This Southern California solar farm is using retired EV batteries for storing the power and then send to the grid when needed. This way the retired batteries can extend their usefulness for several…::A Southern California company is showing how repurposing EV batteries for stationary storage can extend their usefulness for several years.
I’m assuming that doing full charge/discharge cycles on them daily will put more wear on them than every day driving would?
But if your buying them at scrap value and the. Still selling them as scrap after a few more years I guess it works out.
Being packed away in a static location has much lower energy density requirements than driving around with the battery on-board. Getting the most out of them and then reprocessing the materials seems better than just reprocessing right away once they’re no longer useful for EVs.

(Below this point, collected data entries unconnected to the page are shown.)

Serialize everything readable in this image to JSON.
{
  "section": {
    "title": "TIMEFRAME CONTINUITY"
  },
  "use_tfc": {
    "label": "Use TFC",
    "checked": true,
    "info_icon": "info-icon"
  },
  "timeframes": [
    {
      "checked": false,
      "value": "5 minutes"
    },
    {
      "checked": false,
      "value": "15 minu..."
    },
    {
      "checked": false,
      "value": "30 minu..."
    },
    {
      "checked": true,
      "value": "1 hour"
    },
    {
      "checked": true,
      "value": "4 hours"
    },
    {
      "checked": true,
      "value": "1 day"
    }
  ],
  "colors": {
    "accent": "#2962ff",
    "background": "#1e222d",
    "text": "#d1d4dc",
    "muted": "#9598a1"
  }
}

Exactly, it goes from being about the capacity:weight ratio to capacity:cost and as a bonus also postpones having to use powernto recycle them (and hopefully it’ll be cheaper/more efficient to do so then).
In practice they’re used more as a sort of capacitor to provide voltage regulation on the grid, basically what gas is doing for reliability. Not sure how often that wouldn’t involve a full discharge, but I know most gas in this context is running way below its capability.
It sounds like this is being used for day/night storage here as opposed to spot demand, so it may be using more of the charge range.
I wonder if these batteries have reduced peak power output, can they fulfil the kind of balancing that you are suggesting? I guess if they had enough it would be fine.
I just assume so because of their application in EVs but might also depend what kv level lines they’re stepped up for.